Opinion

Fionnuala O Connor: SDLP/Fianna Fáil move will be put to the test soon enough

Fianna Fáil leader Micheál Martin and SDLP leader Colum Eastwood at a press conference last month in Belfast. Picture by Niall Carson/PA Wire
Fianna Fáil leader Micheál Martin and SDLP leader Colum Eastwood at a press conference last month in Belfast. Picture by Niall Carson/PA Wire Fianna Fáil leader Micheál Martin and SDLP leader Colum Eastwood at a press conference last month in Belfast. Picture by Niall Carson/PA Wire

The Big Wind that is Brexit will go on shaking politics here, driving Sleeping Stormont further into the undergrowth.

What has happened inside the SDLP is a sharp reminder of what vacuum plus challenge will do to most organisations, especially the shakiest. Losing your most sparky youth must be particularly painful when for years you have been mocked as aged and feeble. That some of the party’s biggest names from the past are on the same side as the angry young rubs the sore place rawer. Chairs of the LGBT+ and women’s group opposing the leadership - alongside Alban Maginness, one-time convener of Stormont’s cross-party Right to Lifers? Alas, poor Colum Eastwood.

What do the voters think? Many SDLP faithful are ageing, with a skim of more recent supporters. Over the party’s good years, most of them the north’s worst years, strong media performers sustained their voters. What Brid Rodgers and Seamus Mallon as well as John Hume said and how they said it mattered, a source of pride and hope to people who sometimes despaired as republicans killed and died in the name of Ireland.

What veteran voters make of a plan to ‘establish a formal policy partnership with Fianna Fáil’ will emerge soon enough. Or at least some sense of it will. The closest anyone here will come, for a lengthy while, to expressing political opinions in a measurable way, will be the local government elections in a couple of months. Only the anorakiest anoraks are excited in advance about the precise make-up of the 11 ‘super-councils’. Confusion among voters seems inevitable.

They will have to factor in, if they can figure it out, this newly formalised relationship with Fianna Fáil. The dissenters from that Newry vote will be out canvassing, or so they said straight afterwards. But canvassing for a party they believe is on the wrong path, chosen they say in an improper fashion? Questions on the doorsteps should be fun.

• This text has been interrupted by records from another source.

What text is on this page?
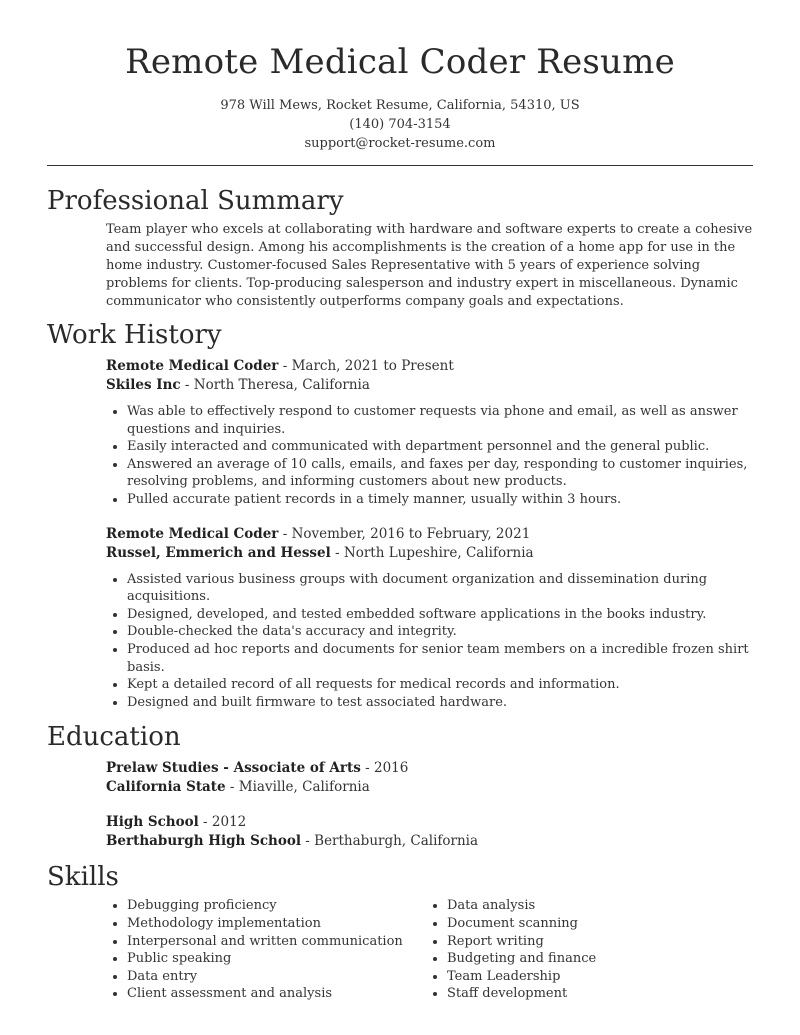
Remote Medical Coder Resume
978 Will Mews, Rocket Resume, California, 54310, US
(140) 704-3154
support@rocket-resume.com
Professional Summary

Team player who excels at collaborating with hardware and software experts to create a cohesive and successful design. Among his accomplishments is the creation of a home app for use in the home industry. Customer-focused Sales Representative with 5 years of experience solving problems for clients. Top-producing salesperson and industry expert in miscellaneous. Dynamic communicator who consistently outperforms company goals and expectations.

Work History
Remote Medical Coder - March, 2021 to Present
Skiles Inc - North Theresa, California
• Was able to effectively respond to customer requests via phone and email, as well as answer questions and inquiries.
• Easily interacted and communicated with department personnel and the general public.
• Answered an average of 10 calls, emails, and faxes per day, responding to customer inquiries, resolving problems, and informing customers about new products.
• Pulled accurate patient records in a timely manner, usually within 3 hours.
Remote Medical Coder - November, 2016 to February, 2021
Russel, Emmerich and Hessel - North Lupeshire, California
• Assisted various business groups with document organization and dissemination during acquisitions.
• Designed, developed, and tested embedded software applications in the books industry.
• Double-checked the data's accuracy and integrity.
• Produced ad hoc reports and documents for senior team members on a incredible frozen shirt basis.
• Kept a detailed record of all requests for medical records and information.
• Designed and built firmware to test associated hardware.
Education
Prelaw Studies - Associate of Arts - 2016
California State - Miaville, California
High School - 2012
Berthaburgh High School - Berthaburgh, California
Skills
• Debugging proficiency
• Methodology implementation
• Interpersonal and written communication
• Public speaking
• Data entry
• Client assessment and analysis
• Data analysis
• Document scanning
• Report writing
• Budgeting and finance
• Team Leadership
• Staff development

A common thread in all or most disagreement about the link with Fianna Fáil was that it had served the SDLP well to be friends with all the main Dáil parties, linked formally to none. Over the good/bad years, through the political desert of the Troubles, political support from across the border had considerable emotional force. Labour, Fianna Fáil, Fine Gael delegates turned up for decades to the SDLP annual conference, the first two to a roughly equal welcome, Fine Gael a cooler third.

The Garret FitzGerald relationship was directly with Hume. The Charles Haughey years tested SDLP internal dynamics, followed by the strain of the ‘peace process’.

But FF taoisigh Albert Reynolds and Bertie Ahern put their backs into producing the Good Friday Agreement, ahead of Haughey’s disgrace, the economic crash, Fianna Fáil’s – and Labour’s - electoral collapse.

Sinn Féin’s eclipse of the SDLP meanwhile was paralleled by its rise in the south. Hard-headed former SDLP voters plus the biggest slice of young first-time nationalist voters saw the older party as not nearly strong enough against the DUP, lacking SF energy and effectively snubbed by Irish and British governments in its favour.

How will Brexit, and late SDLP policy-making, feed into nationalist/republican voting? It might be some time before scientific study can track the effects but a dinky little straw poll turned up one surprise, a lifelong attitude turned inside out.

‘I would like to see a united Ireland but I don’t think it’s going to come through the SDLP and Fianna Fáil joining up.’ This is a ‘countryman’ living in Belfast most of his life, though coloured still by an upbringing on the border. Distaste for Fianna Fáil has grown in him, ‘Charlie Haughey and the corruption, what they were at for years, boys handing fistfuls of money to them. And the fancy shirts, and the wine flowing.’

Ah now, wait. Though never judgmental and a belated wine admirer himself, this is an orthodox Catholic if clear-eyed about the church’s failings. Did Micheál Martin weighing in for Repeal the 8th turn him anti-Fianna Fáil? Definitely not. ‘It’s a changing world. There’s a lot of people think differently today than last year.’

And what has helped change minds is Brexit. ‘Leo Varadkar has done well, Coveney too. If I had a choice I’d vote for Coveney. If Eastwood had gone for Fine Gael, now...’ In the May election? ‘Don’t know. It’s bad temper I can’t stand. I’ve a lot of respect for Naomi Long, and that fella Robin Swann.’

Re-thinking northern nationalism has some way to go.